Ubi Banca dimagrisce ancora e chiude 114 filiali
Il gruppo bancario ridefinisce il proprio assetto distributivo, il piano prevede la chiusura di 55 filiali e 59 minisportelli, coinvolti 1.200 lavoratori su un totale di 18mila. In provincia di Varese "sacrificata" la filiale di Cuvio
Riorganizzazione all’interno del gruppo Ubi Banca che ridefinisce il proprio assetto distributivo chiudendo 114 punti operativi, ovvero 55 filiali e 59 minisportelli (piccole filiali senza una propria autonomia), mentre altre 54 filiali saranno riqualificate a minisportello e 2 minisportelli a filiali. La provincia di Varese non viene particolarmente toccata da questa riorganizzazione: unica "sacrificata" sarà la filiale di Cuvio della Banca Popolare di Bergamo che sul territorio conta 94 filiali, 6 minisportelli per un totale di 886 dipendenti.
I 1.277 lavoratori coinvolti nell’operazione (il gruppo ha 18.337 addetti), di cui 700 provenienti dalla precedente ristrutturazione, saranno accompagnati alla pensione, nei casi in cui sarà possibile, o riqualificati.
Anche se non si parla espressamente di piano industriale – espressione che evidentemente non piace ai vertici di Ubi Banca – il riassetto annunciato dal quarto gruppo bancario italiano rientra in una serie di riorganizzazioni in atto dal 2007, «in coerenza con la sempre più forte accelerazione dell’utilizzo della multicanalità», che hanno portato a una riduzione del 12,4% delle filiali (attualmente sono 1.725) e a una contrazione del personale del 15,5%.

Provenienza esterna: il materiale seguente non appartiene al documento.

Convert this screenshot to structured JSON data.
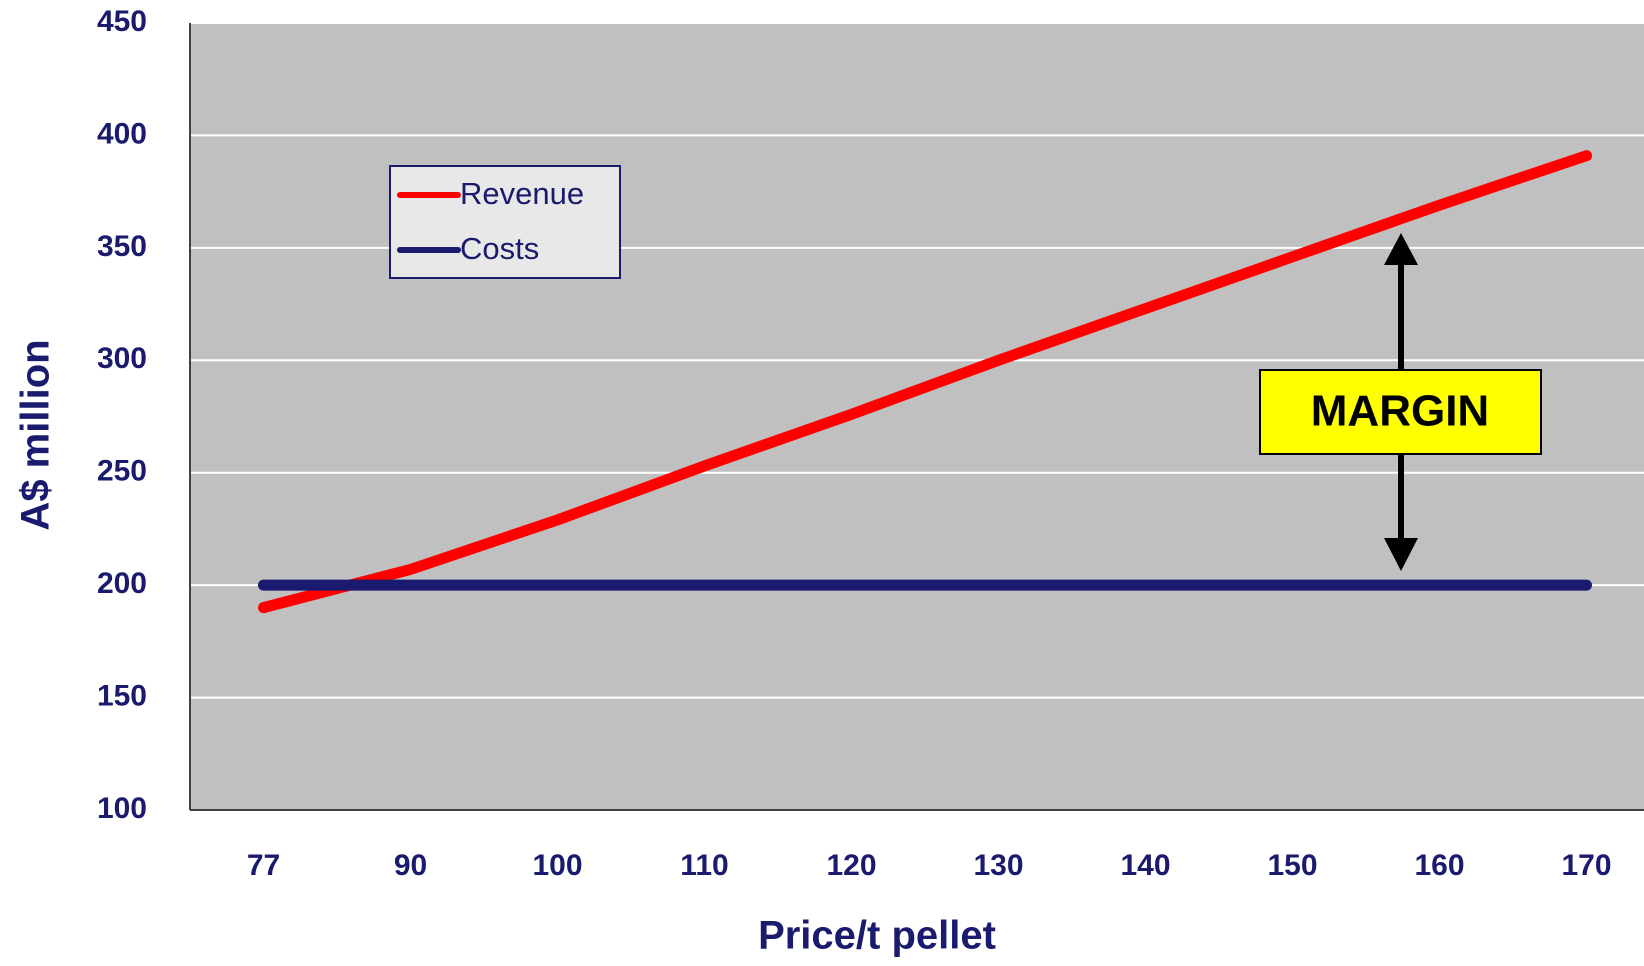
{
  "chart_data": {
    "type": "line",
    "xlabel": "Price/t pellet",
    "ylabel": "A$ million",
    "categories": [
      "77",
      "90",
      "100",
      "110",
      "120",
      "130",
      "140",
      "150",
      "160",
      "170"
    ],
    "series": [
      {
        "name": "Revenue",
        "color": "#ff0000",
        "values": [
          190,
          207,
          229,
          253,
          276,
          300,
          323,
          346,
          369,
          391
        ]
      },
      {
        "name": "Costs",
        "color": "#1a1a6e",
        "values": [
          200,
          200,
          200,
          200,
          200,
          200,
          200,
          200,
          200,
          200
        ]
      }
    ],
    "ylim": [
      100,
      450
    ],
    "yticks": [
      100,
      150,
      200,
      250,
      300,
      350,
      400,
      450
    ],
    "grid": true,
    "annotation": "MARGIN"
  }
}
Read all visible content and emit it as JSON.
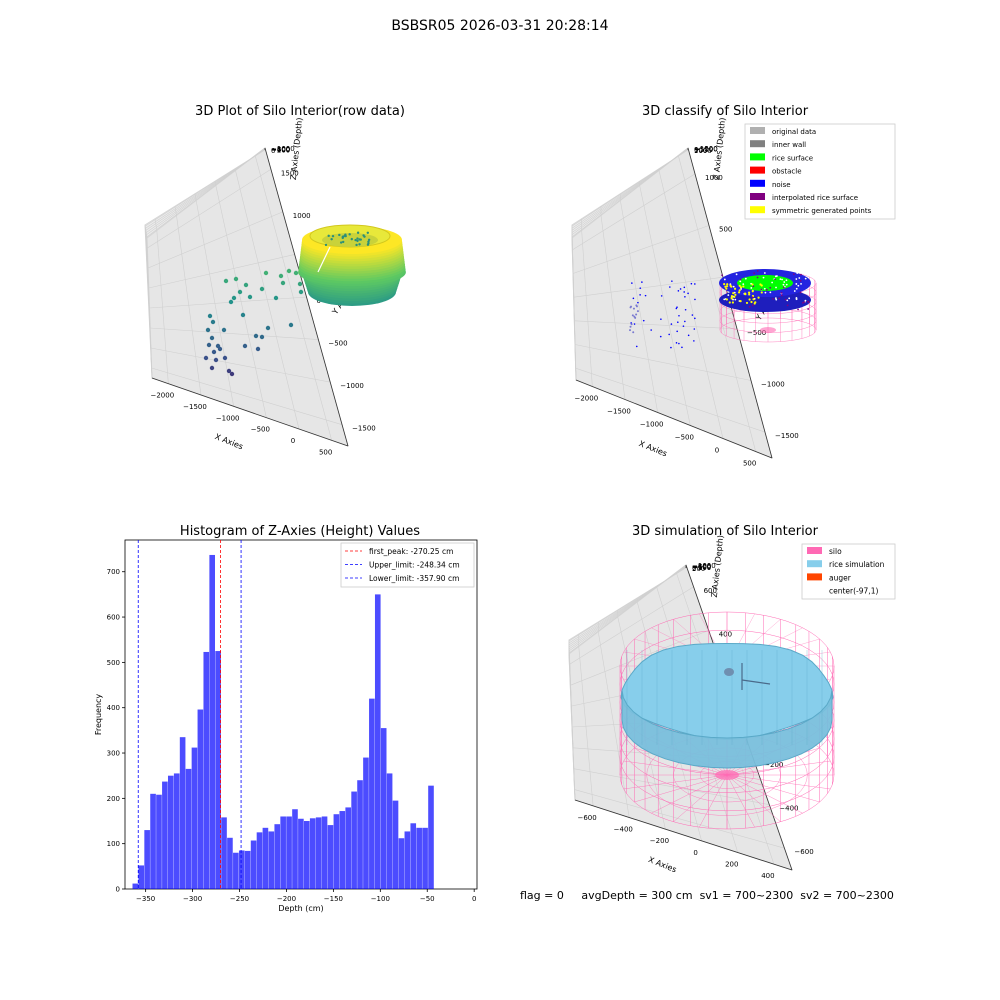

C’è un cambiamento in atto da alcuni anni: il classico cliente che va in banca per fare operazioni di routine lascia il posto al "cliente 3.0" che, grazie a computer, tablet e smartphone, si porta la banca a casa, standosene comodamente seduto in poltrona. Un fenomeno in continuo aumento considerato che i clienti on line del gruppo sono cresciuti del 190% in 7 anni, passando dai 421mila del 2007 al milione e 222mila del 2013.
Nell’ultimo incontro con i soci della Popolare di Bergamo della provincia di Varese, i vertici del gruppo hanno accennato anche a questo aspetto, sottolineando che se è vero che la banca non si fa solo con le macchine, è altrettanto vero che il suo ruolo non puo’ cristalizzarsi ma deve adeguarsi, rimodulandosi su un servizio di consulenza ad alto valore aggiunto. Ma ad oggi meno del 50% del totale dei dipendenti fornisce servizi commerciali e di consulenza alla clientela.
«Quantità o qualità?» si chiedeva in quella sede il consigliere delegato Victor Massiah.
Una domanda tutt’altro che retorica, perché se da una parte evidenzia la crisi di un modello di banca diventato obsoleto, dall’altra sottolinea la ricerca di un nuovo posizionamento partendo da un’offerta diversa. Da 6 anni a questa parte Ubi Banca cerca la risposta in una cura dimagrante che però prima o poi dovrà finire. Comunque, l’ago della bilancia dice che i costi strutturali sono stati ridotti di 457 milioni di euro (-17,6% di oneri operativi dal 2007 al 2013), a cui si deve aggiungere un’ulteriore riduzione di 15 milioni annui che andranno a regime a partire dal 2015, per effetto dell’ultimo accordo sindacale, risalente al marzo scorso.
Un’intesa tra le parti sul nuovo riassetto dovrebbe essere raggiunta entro la fine dell’anno, mentre l’operatività entro il primo semestre del 2015.